Я говорил, что в современном сознании спорят между собой культура восточная, культура западная, культура африканская, собственно европей-ская в ее разных воплощениях: античном, средневековом, нововременном. Это легко говорится — “спорят между собой”. В жизни такой спор быстро вырождается в кровавые столкновения. Опять-таки без определенной цивилизационной воспитанности, сдержанности и определенности, без этого мелового круга вокруг индивидуального человеческого бытия этот спор вырождается в смертоубийство. Необходимый и крайне существенный и насущный диалог культур требует отдаленности, ограничения, требует жесткой и постоянной цивилизационной прививки. Это — диалог личностей, а не национальных пристрастий, точнее — предрассудков.
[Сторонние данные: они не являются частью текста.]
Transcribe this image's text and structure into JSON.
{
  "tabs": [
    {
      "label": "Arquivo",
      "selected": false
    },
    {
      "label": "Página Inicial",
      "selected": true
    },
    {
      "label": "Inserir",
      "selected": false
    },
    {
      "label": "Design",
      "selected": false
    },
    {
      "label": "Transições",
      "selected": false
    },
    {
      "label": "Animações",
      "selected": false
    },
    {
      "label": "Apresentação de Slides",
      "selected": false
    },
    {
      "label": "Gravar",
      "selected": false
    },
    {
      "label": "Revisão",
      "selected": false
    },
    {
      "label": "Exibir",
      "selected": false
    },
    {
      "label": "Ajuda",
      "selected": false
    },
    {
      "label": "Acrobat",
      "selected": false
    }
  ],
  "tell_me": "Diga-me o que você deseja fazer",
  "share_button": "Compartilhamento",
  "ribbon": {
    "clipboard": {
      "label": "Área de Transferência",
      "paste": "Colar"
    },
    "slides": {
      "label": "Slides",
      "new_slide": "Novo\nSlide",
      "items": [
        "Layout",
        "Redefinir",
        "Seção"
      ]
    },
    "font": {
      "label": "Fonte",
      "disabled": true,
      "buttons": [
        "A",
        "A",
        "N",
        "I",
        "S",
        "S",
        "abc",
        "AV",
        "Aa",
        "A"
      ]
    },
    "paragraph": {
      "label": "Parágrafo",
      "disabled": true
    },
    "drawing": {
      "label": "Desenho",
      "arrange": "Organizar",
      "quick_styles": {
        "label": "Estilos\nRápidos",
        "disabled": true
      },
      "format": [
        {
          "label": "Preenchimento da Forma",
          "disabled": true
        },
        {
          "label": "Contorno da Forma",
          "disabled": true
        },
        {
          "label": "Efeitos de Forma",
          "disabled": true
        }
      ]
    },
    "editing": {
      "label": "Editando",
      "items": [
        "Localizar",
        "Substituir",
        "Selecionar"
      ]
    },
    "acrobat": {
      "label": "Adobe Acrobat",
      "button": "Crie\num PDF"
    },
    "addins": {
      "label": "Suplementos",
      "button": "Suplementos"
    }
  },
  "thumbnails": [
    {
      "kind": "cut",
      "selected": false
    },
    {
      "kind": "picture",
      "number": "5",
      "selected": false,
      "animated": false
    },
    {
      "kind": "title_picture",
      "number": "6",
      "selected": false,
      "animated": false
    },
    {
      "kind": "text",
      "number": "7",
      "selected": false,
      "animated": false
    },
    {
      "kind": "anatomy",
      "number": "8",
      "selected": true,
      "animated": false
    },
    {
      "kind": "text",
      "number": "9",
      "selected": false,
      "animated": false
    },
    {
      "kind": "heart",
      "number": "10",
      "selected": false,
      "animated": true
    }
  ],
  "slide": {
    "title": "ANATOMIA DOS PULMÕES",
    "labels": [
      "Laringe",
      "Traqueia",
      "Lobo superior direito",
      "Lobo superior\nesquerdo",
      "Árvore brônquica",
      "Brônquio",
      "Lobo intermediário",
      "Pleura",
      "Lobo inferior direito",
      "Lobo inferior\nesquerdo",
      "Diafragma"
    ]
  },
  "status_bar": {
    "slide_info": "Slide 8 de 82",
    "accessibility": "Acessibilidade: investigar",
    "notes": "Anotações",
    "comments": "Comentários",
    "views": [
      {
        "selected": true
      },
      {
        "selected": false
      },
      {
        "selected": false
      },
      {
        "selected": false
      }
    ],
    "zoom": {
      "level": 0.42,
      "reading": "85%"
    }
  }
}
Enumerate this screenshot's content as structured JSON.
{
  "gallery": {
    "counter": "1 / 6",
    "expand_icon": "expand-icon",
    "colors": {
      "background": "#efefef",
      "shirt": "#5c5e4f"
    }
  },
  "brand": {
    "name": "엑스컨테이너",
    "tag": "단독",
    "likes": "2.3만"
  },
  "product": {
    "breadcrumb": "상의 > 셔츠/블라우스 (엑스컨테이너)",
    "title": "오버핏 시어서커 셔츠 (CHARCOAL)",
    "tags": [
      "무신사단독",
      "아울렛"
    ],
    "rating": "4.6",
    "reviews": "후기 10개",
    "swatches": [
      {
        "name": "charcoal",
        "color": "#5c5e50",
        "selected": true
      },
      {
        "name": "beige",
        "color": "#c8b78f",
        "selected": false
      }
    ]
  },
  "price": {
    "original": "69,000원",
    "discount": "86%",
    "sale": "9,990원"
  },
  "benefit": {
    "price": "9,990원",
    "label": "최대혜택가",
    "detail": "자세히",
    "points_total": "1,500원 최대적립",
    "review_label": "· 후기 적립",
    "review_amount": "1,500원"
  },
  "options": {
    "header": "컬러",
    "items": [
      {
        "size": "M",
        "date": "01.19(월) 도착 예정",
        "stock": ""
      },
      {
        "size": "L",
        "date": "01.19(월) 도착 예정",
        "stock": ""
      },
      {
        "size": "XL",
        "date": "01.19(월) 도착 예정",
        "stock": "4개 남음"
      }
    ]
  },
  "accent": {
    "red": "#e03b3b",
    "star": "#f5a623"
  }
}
Следующий момент. Я говорил, что диалог культур вновь вызывает к жизни культуры прошлых эпох, но это означает, что культуры прошлого возрождаются сегодня вместе со всеми своими врожденными миазмами. Культуры европейского прошлого, исламского прошлого, средневековых времен рождаются вместе со своим собственным варварством и собственным бескультурьем, и это вполне понятно. Вообще-то хронотоп культуры всегда обладает не только современным измерением. Но сегодня прошлые эпохи входят напрямую в быт, в повседневность, а прошлое — это не только культура, тут не отделишь, не отсепарируешь эпохальное добро и зло. Снова: без сугубой цивилизационной прививки, в частности, вне ауры гражданского общества, возрождение прошлого, его культуры, речи, смыслов оказывается страшно трудным, тяжелым и опасным делом. Грозит срывом в культурную (вне-культурную) пропасть.

Еще одно.

Современные катастрофы ежедневно ставят человека в начало собственной ответственности за свое бытие. Предельной ответственности индивида, который уже не охраняется, не “окукливается” коконом государства, привычек, заранее взятых бытовых стереотипов. Эта предельная ответственность индивида — вне развития цивилизации — легко срывается в крайний эгоцентризм. Именно потому, что сегодня сближается начало бытия, как оно дано в культуре, и как оно пронизывает вседневный быт, именно поэтому этот пафос постоянного начинания оказывается крайне опасным, хотя и соблазнительным. Это — постоянная грань наиболее тонкой культуры (в ее онтологических за-мыслах) и как бы дикого варварства, в его самодовольной всеядности. Но чтобы разобраться в этой антитезе, вернусь к цивилизационной идее, к обращению двух форм детерминации.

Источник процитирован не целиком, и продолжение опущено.